Der jüngste Wechsel läuft auf eine echte Zäsur hinaus. Mit Weber, der 1969 Bischof von Graz-Seckau wurde, tritt jene Generation ab, die direkt vom Konzil und dem Aufbruch danach geprägt wurde. Schönborn, während des Konzils in den Dominikanerorden eingetreten, ist erst später geweiht worden. Unter der Groer-Affäre leiden bis heute beide, beide waren nach Kräften um Schadensbegrenzung bemüht.

Sehr grob könnte man die letzten Jahrzehnte in Österreichs Kirche so gliedern: in die Ära König, für die das Konzil Aufbruch bedeutete, und in die Ära Groer, als jene, die in etlichen Bereichen zu vorkonziliaren Zuständen zurückkehren wollten, wieder Oberwasser bekamen, aber auf hinhaltenden Widerstand der "Konzilsgeneration" stießen. Folgt auf die "These" König, die "Antithese" Groer und die kurze Phase, als Weber um Glättung der Polarisierung bemüht war, jetzt die "Synthese" Schönborn: die Versöhnung der Lager?

Ganz so einfach ist es natürlich nicht. Weder sind Kardinal König und Bischof Weber mit großen Reformen vorgeprescht, noch darf man in Kardinal Schönborn einen unbeweglichen Verfechter aller gegenwärtigen Lehren und Strukturen in der Kirche sehen. Wie er nun den "Dialog für Österreich" weiterführt, wird für ihn zur Nagelprobe. Als Redakteur des "Weltkatechismus" kennt er natürlich die Haltung Roms zu den in den "Dialog"-Eingaben am häufigsten genannten Themen (Zölibat, Frauenpriestertum, wiederverheiratete Geschiedene). Doch der "Dialog" bringt nur dann etwas, wenn auch diese Themen offen diskutiert werden und sich nicht die auch im jüngsten römischen Dokument sichtbare Linie durchsetzt, daß auch undogmatisierte Lehrmeinungen tabu seien.

Christoph Schönborn genießt in der Öffentlichkeit viel Sympathie. Das liegt in hohem Maß an seiner Persönlichkeit, aber auch an der Medienpolitik seiner Mitarbeiter, die freilich manchmal etwas "vorschnell" (so Schönborn selbst zum jüngsten Revirement in der "Wiener Kirchenzeitung") wirkt und innerkirchlich, aber auch im ökumenischen Bereich und darüber hinaus nicht unumstritten ist. Die Leitung der diözesanen Kirchenzeitung und der Katholischen Presseagentur in eine Hand zu legen, ergibt zumindest eine schlechte Optik.

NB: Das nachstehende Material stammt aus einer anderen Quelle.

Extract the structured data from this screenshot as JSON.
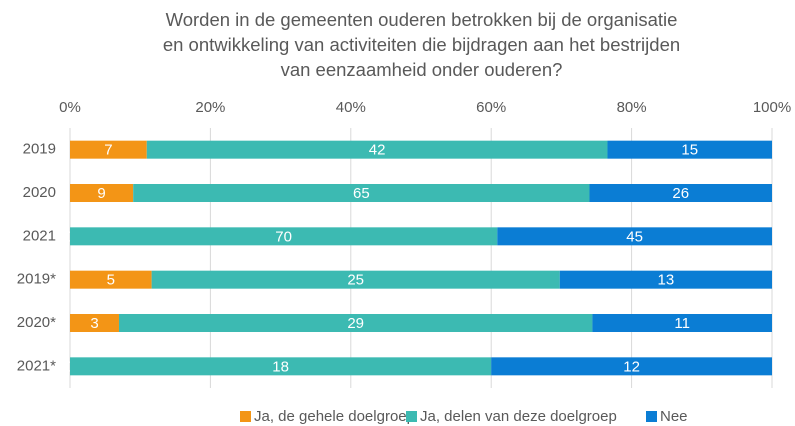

Daß es auch Kardinal Schönborn nicht allen recht machen kann, ist klar. Ein großer Schritt in Richtung der genannten "Synthese" kann aber nur gelingen, wenn der "Dialog" sehr breit angelegt wird, wenn sich auch die Vertreter des Kirchenvolks-Begehrens ernst genommen fühlen und sich nicht der Eindruck verdichtet, der neue Vorsitzende der Bischofskonferenz setze allzu sehr auf besonders aktive "movimenti" und gehe zu wenig den kritischen (oder: verirrten) Schafe in der katholischen Herde nach.

Johann Weber war und ist als ruhender Pol in einer stürmischen Zeit eifrig um seine Herde und um das konzilsgemäße "Aggiornamento" bemüht gewesen. Österreichs Kirche hat dem abgetretenen Vorsitzenden der Bischofskonferenz viel zu danken.